Несколько дней я чувствую себя не так-то хорошо, и бедный Юпитер жестоко надоедает мне своими аттенциями и ухаживанием. Поверите ли? прошлый раз он даже приготовил палку, в благодетельном намерении пристращать меня за то, что я ушел один ночью с острова и пробыл целый день в отлучке! Я уверен, что только моя жалкая фигура спасла меня от наказания.
К собранию моему, по части натуральной истории, я не прибавил еще ничего.
Приходите ко мне с Юпитером, если вы свободны. Приходите, приходите. Я имею крайнюю нужду видеть вас сегодня вечером по самому важнейшему делу .
Преданный вам
Виллиам Легран."
Тон этого письма меня сильно встревожил. Слог его совершенно отличался от того, которым писал всегда Легран. О чем это он замышлял? Какая еще новая причуда поселилась в воспаленной его голове? Какое он мог иметь самое важнейшее дело? То, что говорил мне Юпитер, не предзнаменовало ничего хорошего. Я боялся, чтобы постоянное влияние несчастий не подействовало гибельно на умственные способности моего друга. Не думая ни минуты, я собрался идти с негром.
Подойдя к берегу, я увидел косу и три новых лопаты, лежащих на дне лодки, в которой нам нужно было переезжать.
– Юпитер, это что значит?
– Это? лопаты, масса, и коса, – отвечал он.
– Вижу, но зачем они здесь?
– Масса Виль велел мне купить эти вещи в городе, и я даже заплатил за них очень дорого.

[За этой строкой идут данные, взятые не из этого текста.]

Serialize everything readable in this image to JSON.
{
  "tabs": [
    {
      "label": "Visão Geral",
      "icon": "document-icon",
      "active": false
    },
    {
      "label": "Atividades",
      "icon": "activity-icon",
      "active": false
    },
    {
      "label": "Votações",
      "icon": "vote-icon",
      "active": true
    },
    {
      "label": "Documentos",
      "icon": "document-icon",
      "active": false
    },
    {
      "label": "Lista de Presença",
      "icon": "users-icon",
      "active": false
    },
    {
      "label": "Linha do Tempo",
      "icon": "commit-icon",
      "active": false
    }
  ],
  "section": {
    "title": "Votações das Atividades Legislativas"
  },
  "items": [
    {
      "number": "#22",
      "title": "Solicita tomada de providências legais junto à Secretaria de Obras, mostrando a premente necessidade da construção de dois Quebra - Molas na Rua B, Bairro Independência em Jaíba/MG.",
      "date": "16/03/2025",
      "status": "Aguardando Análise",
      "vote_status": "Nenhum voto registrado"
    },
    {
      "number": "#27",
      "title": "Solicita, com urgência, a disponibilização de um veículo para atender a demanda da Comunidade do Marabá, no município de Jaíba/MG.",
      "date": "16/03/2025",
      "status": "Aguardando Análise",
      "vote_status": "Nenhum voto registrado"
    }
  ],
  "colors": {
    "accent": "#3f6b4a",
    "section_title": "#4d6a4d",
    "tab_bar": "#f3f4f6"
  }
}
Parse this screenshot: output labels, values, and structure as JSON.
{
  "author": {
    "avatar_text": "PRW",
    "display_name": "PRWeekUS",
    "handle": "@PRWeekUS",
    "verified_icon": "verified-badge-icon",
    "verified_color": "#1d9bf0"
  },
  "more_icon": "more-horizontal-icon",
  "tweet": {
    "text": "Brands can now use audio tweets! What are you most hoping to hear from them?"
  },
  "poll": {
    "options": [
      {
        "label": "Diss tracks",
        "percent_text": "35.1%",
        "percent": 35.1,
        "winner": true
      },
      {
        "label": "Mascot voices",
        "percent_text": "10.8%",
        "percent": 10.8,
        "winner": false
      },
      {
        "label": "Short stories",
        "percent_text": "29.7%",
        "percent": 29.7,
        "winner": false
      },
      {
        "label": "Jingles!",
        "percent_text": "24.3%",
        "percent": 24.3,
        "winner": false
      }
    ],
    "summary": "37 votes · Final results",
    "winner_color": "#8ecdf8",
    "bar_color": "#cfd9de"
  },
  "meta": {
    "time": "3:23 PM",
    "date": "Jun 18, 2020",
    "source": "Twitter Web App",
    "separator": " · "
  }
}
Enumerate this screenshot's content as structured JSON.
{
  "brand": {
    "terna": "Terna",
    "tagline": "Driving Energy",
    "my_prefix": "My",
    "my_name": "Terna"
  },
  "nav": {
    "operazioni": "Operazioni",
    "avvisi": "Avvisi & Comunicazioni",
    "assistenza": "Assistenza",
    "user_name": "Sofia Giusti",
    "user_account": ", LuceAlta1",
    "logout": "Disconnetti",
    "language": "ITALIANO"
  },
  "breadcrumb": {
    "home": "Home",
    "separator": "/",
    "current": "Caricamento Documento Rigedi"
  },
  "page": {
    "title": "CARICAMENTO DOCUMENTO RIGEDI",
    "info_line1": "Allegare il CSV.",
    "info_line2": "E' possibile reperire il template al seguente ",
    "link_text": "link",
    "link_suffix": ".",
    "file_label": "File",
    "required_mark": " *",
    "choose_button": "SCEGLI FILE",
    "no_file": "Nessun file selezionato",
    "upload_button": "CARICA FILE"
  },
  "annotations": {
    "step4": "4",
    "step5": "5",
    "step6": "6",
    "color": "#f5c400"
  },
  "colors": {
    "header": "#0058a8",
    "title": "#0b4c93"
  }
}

– Но объясни, ради Бога, что масса Виль собирается делать с косою и лопатами?
– А! вы у меня спрашиваете более, чем я знаю. Он сам не понимает, зачем покупал, я уверен. Но все это происходит от жука.
Видя, что я не мог добиться никакого объяснения от Юпитера, которого весь ум был занят одним жуком, я сел в лодку и поставил парус. Но свежему попутному ветру мы быстро достигли небольшой бухты на севере, у форта Мультри, и после двухчасовой прогулки остановились у домика Леграна. Было около трех часов пополудни, Легран ожидал нас с нетерпением. Он сжал мою руку с какой-то лихорадочной поспешностью, что еще более усилило мои подозрения. Лицо его было покрыто смертной бледностью, глаза, и без того впалые, сверкали чрезвычайно.
После некоторых обыкновенных вопросов о здоровье, я не нашел ничего лучше, как спросить, отдал ли ему лейтенант Ж… его жука.
– Да, да! отвечал Легран, – сильно покраснев, – я его взял у лейтенанта на другое же утро, ни за что на свете я не расстанусь с этим жуком. Знаете ли, что Юпитер совершенно прав насчет этого насекомого?
– В чем? – спросил я с грустным предчувствием в сердце.
– Предполагая, что этот жук действительно золотой!
Легран произнес эти слова с таким хладнокровным убеждением, что мне стало больно.